The b-tree is used as a key-value map, where the key encodes the object name, and the value is a location within prefix that has the definition of the object as a serialized protobuf file. For example, in this catalog there are object keys like catalog_def, ns1, ns2.table2, etc. with their corresponding definitions as files at locations within /prefix/def/.

B-Tree Concepts

Search Tree

A search tree is a tree data structure used for locating specific Keys from within a collection of keys, and used as an implementation of a Set. A search tree consists of a collection of Nodes, and each node contains an ordered collection of keys. To find if a target key is in the tree set, run the following algorithm:

Start from the root node, we first check see if the target is in the node. If not, find the 2 consecutive keys that bound the target, or if the target is smaller or larger than all keys in the node. This will either lead to searching a subsequent child node and eventually find the target in the set, or if there is no child node to search, the key is not in the set.

N-Way Search Tree

A N-way search tree is a search tree where:

  1. A node with k children must have k-1 number of keys.
  2. Each node must have a maximum of N child nodes (i.e. each node must have a maximum of N-1 keys)

Search Tree Map

A search tree can not only be used as the implementation of a set, but also a key-value Map.

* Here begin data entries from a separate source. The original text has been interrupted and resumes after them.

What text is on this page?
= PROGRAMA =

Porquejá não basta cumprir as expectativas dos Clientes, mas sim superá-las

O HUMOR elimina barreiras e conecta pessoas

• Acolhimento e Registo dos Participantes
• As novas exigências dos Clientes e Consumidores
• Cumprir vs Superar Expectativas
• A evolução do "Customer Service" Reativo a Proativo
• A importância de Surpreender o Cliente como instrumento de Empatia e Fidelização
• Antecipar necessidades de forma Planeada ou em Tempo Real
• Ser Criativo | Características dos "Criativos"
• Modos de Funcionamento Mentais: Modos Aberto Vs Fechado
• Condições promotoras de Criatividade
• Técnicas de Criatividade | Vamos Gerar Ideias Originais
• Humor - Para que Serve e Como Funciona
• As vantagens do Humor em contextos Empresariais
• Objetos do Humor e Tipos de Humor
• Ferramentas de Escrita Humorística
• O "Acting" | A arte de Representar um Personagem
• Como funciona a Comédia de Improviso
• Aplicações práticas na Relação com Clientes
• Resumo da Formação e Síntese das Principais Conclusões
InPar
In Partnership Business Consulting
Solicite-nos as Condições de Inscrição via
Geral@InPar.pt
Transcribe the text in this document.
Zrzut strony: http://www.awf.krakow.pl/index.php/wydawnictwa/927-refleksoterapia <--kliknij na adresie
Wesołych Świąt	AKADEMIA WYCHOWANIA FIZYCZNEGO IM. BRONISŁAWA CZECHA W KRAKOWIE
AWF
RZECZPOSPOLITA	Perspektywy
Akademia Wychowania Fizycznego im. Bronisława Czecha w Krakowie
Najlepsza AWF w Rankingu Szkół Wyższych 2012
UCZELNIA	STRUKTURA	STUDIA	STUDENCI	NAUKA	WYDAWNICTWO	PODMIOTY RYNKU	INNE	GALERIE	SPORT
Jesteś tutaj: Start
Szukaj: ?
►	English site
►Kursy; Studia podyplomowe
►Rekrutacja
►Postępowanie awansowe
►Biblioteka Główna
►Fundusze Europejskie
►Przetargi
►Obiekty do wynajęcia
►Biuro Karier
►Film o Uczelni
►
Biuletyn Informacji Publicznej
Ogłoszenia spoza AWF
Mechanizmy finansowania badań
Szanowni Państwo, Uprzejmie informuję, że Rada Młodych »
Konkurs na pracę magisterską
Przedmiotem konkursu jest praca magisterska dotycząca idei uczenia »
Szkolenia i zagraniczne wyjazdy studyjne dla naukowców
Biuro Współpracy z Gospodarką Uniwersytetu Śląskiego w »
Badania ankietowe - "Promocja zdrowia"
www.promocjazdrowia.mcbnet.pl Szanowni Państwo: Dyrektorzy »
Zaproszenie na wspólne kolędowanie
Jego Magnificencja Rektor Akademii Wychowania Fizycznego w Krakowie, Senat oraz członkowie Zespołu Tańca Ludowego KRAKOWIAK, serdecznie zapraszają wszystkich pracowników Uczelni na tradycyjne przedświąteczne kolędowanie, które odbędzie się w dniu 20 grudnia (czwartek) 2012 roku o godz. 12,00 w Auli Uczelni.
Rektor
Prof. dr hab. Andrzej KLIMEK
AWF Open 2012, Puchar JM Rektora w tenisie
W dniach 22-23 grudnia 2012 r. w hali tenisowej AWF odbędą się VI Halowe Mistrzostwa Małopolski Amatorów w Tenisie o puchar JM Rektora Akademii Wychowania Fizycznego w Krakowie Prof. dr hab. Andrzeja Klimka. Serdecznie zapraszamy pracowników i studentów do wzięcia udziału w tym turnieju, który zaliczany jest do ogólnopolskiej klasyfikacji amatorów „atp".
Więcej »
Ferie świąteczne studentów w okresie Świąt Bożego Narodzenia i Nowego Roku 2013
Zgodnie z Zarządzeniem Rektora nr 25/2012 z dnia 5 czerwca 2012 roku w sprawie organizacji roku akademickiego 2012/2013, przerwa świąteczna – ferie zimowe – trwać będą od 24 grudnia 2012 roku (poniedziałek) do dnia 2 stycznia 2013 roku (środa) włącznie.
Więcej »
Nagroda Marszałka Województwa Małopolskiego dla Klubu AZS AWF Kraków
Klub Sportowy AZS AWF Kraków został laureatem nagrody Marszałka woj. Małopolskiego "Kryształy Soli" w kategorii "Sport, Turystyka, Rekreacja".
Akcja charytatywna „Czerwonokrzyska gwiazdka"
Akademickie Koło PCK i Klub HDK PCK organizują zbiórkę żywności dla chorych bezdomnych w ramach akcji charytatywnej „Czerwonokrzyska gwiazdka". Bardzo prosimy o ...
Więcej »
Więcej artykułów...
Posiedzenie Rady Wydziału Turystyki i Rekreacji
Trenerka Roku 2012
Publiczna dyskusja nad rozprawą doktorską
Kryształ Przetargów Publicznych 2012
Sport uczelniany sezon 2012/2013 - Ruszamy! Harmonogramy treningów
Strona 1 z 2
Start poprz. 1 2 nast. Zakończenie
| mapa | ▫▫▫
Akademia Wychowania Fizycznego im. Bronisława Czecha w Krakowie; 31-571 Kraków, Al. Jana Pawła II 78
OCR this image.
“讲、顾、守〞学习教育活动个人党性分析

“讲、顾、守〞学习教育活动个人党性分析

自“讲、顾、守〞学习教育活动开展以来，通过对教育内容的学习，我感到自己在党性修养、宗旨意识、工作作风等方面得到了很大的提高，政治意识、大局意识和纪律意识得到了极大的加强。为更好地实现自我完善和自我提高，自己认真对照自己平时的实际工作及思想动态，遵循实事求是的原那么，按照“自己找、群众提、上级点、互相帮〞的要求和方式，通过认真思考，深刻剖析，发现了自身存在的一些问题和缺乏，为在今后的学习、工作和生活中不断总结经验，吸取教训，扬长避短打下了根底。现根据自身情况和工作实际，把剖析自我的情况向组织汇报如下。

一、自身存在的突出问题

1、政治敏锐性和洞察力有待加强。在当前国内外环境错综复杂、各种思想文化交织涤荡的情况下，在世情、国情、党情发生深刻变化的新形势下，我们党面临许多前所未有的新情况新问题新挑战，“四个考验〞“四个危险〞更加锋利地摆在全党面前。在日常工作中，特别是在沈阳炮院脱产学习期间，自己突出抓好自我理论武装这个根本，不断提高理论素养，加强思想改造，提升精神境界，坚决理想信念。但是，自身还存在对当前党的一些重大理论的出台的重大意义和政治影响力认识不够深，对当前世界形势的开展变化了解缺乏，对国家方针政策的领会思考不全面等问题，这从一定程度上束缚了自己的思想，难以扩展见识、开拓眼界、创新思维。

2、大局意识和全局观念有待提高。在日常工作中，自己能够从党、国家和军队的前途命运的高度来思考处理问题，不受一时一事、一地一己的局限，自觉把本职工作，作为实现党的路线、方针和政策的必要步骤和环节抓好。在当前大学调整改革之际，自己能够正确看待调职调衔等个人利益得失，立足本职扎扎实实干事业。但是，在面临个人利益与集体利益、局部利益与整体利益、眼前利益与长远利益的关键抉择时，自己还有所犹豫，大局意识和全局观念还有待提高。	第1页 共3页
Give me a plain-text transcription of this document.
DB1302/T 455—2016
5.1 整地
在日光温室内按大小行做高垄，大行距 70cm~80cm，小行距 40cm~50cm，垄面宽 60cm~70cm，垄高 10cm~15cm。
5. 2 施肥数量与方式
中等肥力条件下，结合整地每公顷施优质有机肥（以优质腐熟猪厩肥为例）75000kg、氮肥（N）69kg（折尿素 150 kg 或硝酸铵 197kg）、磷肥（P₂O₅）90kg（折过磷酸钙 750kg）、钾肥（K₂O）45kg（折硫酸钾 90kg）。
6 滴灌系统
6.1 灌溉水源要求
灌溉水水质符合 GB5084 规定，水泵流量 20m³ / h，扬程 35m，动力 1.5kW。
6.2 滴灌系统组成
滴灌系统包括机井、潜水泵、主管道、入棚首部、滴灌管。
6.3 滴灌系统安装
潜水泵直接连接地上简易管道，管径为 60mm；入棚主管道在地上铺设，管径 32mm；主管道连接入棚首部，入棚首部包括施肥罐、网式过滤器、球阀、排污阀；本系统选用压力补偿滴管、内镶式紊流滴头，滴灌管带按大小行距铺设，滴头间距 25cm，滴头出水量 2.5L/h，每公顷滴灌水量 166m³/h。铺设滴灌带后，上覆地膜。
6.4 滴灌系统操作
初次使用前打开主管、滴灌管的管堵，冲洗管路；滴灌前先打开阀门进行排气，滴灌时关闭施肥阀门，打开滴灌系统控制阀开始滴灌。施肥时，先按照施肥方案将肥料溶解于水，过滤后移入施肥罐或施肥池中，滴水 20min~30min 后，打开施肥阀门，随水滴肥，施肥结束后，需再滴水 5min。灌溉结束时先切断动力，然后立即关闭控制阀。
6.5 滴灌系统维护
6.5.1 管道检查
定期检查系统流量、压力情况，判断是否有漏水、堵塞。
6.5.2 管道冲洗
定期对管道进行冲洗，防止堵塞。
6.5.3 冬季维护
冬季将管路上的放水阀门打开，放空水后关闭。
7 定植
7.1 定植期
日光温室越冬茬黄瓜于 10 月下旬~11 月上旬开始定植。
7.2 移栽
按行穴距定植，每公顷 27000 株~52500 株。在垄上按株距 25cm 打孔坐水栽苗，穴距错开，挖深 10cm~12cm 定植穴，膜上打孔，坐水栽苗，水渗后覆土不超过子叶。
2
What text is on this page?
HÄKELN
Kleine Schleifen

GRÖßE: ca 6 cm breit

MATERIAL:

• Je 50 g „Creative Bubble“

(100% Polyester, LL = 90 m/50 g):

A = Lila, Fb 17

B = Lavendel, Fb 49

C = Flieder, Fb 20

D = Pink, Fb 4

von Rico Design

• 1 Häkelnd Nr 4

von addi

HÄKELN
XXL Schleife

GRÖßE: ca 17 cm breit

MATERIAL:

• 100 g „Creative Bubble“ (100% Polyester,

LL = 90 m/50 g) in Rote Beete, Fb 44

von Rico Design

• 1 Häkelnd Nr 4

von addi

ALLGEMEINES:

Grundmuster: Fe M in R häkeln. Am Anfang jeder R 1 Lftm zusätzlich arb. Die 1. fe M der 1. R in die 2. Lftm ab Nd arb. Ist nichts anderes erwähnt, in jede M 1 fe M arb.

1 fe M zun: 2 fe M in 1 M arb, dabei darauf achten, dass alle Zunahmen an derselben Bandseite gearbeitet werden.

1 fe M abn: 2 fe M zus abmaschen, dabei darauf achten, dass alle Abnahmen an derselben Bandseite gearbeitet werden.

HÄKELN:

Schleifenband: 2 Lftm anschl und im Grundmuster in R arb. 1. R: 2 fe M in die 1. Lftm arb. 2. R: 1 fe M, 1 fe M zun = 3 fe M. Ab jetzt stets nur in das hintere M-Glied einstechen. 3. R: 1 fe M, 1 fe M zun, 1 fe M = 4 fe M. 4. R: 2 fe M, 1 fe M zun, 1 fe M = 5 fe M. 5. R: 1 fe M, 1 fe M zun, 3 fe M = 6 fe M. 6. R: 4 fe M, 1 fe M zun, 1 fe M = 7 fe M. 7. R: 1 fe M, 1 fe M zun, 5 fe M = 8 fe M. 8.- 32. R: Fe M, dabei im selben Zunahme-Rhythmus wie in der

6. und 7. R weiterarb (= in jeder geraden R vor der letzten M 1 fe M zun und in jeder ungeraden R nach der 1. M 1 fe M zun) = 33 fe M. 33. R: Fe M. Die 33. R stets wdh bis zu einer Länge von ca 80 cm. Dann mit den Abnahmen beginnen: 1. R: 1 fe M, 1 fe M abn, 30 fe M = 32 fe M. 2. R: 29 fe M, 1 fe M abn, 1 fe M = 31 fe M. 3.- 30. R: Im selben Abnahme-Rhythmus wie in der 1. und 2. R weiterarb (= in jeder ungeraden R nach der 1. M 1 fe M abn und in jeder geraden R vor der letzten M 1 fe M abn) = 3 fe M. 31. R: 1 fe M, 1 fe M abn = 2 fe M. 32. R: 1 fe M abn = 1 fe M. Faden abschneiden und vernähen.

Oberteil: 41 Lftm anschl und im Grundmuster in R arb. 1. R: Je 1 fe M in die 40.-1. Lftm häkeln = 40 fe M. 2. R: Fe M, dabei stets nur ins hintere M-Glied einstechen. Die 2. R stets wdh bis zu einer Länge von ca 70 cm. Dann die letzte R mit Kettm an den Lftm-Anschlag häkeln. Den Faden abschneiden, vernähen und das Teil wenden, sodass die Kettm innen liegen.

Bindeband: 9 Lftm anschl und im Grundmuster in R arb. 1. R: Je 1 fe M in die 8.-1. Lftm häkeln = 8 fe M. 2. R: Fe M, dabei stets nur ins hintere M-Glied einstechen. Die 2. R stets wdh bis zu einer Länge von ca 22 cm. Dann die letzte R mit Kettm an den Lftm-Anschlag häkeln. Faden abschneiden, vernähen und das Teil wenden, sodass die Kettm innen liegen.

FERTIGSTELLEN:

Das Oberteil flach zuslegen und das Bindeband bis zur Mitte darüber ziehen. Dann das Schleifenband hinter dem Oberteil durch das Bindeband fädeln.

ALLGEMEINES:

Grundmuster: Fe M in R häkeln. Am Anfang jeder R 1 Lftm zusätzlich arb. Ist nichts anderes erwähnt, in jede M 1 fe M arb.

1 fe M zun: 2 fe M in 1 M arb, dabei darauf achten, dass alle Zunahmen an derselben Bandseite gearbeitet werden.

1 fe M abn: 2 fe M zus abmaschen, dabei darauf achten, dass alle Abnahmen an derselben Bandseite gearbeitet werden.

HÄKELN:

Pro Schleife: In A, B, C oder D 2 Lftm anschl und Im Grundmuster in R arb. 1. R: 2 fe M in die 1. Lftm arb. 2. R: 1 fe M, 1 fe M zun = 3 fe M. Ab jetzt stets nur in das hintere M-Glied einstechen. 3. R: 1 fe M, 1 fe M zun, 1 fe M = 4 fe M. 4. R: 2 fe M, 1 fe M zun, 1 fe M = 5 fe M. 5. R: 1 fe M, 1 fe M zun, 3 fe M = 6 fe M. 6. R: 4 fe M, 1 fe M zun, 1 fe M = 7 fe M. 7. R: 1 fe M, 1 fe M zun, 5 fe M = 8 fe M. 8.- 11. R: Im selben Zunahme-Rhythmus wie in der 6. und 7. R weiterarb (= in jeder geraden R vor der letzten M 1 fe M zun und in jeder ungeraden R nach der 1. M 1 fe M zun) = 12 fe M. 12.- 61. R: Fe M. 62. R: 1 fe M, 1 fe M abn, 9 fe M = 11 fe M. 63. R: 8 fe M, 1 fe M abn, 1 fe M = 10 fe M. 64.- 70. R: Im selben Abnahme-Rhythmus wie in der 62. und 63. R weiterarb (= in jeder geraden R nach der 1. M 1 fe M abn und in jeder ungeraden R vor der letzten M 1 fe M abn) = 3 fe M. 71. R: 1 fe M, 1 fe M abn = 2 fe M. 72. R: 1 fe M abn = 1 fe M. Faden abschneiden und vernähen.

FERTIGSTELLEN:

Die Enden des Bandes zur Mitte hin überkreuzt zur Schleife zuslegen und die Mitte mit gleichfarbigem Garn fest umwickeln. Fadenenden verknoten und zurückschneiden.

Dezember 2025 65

This can be achieved by storing the value together with its corresponding key.

When we talk about a tree in the context of Olympia, it is always a search tree map. It is also common for a value in the map to be pointers to a much larger payload on disk.

B-Tree

An N-way search tree only enforces the general requirements for the number of children per tree node. The tree could become imbalanced over time. A b-tree (balanced tree) of order N is a self-balancing N-way search tree that enforces a set of rules when updating the tree:

  1. All leaf nodes must appear at the same level
  2. The root node must have at least 2 children, unless it is also a leaf
  3. All nodes, except for the root node and leaves, must have at least ⌈N/2⌉ children

Pivot Table

For each node of a b-tree, there is an internal mapping of key to value and child node pointers. A Pivot Table provides a way to describe such information in a tabular fashion.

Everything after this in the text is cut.